At first glance, WebMD Corp. boasts one phenomenal corporate comeback story. Based on the 1999 merger of two consumer-oriented health information and services companies, Healtheon Inc. and WebMD, the company has since become the largest provider of transaction services between health-care providers and insurers. By shifting rapidly from a consumer to a corporate focus, the company narrowly escaped the dismal fate of countless faddish dot-coms.
Not only has WebMD managed to survive, it actually turned a profit in the last two quarters of 2003 because of cost-cutting measures and a relentless acquisition pace.
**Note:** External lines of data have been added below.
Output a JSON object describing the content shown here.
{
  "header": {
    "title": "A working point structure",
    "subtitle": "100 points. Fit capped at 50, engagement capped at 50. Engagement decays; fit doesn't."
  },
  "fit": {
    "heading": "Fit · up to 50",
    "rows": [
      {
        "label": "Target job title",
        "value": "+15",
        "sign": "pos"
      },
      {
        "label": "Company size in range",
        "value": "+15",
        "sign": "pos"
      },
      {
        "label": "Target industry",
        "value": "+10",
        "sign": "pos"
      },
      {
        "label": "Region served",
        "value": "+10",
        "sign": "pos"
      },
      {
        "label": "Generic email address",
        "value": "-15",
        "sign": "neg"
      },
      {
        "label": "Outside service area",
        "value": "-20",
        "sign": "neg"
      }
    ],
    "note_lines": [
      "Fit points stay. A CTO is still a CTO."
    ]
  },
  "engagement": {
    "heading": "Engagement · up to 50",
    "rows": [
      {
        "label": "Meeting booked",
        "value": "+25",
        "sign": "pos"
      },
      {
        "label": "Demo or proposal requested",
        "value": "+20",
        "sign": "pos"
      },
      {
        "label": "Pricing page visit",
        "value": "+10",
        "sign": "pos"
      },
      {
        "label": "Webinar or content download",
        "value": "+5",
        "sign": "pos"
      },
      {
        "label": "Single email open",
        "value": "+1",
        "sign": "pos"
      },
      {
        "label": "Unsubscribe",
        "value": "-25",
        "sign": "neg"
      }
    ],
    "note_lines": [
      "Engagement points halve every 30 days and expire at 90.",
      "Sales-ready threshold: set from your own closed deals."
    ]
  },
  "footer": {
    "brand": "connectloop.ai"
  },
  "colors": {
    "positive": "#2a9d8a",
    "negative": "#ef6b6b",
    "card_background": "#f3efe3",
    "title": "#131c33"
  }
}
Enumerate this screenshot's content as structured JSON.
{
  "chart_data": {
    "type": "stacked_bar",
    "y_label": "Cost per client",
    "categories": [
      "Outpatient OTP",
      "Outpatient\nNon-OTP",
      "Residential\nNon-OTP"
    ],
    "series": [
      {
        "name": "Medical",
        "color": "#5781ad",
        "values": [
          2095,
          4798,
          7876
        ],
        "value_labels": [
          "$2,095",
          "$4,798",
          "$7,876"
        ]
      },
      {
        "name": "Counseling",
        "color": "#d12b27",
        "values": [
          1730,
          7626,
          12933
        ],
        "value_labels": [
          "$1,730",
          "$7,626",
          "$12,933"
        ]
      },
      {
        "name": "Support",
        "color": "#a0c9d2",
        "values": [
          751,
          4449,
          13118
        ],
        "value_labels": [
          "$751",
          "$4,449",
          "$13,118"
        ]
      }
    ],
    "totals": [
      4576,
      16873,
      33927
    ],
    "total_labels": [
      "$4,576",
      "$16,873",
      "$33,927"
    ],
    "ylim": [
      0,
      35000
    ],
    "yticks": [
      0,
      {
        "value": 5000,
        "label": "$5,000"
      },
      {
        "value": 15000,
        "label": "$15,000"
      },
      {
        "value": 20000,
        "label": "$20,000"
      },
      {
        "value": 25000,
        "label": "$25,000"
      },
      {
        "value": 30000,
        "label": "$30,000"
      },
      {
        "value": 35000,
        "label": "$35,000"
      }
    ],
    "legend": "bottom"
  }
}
In the past five years, the company has acquired dozens of companies in the health-care transaction-services segment, garnering not only enhanced capabilities but also, maybe more importantly, an ever-growing customer base.
WebMD expects to bring in well over $1 billion in revenue this year. The companys health transaction services business, Envoy, is anticipated to bring in more than 58 percent of that revenue, up from 53 percent last year. But with rapid shifts occurring in health-care IT, the looming question for the company is whether it can continue to expand its health transaction services unit.
Last years figures suggest that despite growing revenue, WebMDs transaction services for insurers and physicians are not tapping into a wellspring of demand. In the fourth quarter of 2003, the companys Envoy segment completed 664 million transactions. Thats up substantially from 571 million during the same period a year earlier.
But according to a report by investment bank Jeffries & Company Inc., the increase is due almost solely to WebMDs acquisition in the third quarter of 2003 of Advanced Business Fulfillment Inc., a privately held, St. Louis-based health transaction services company.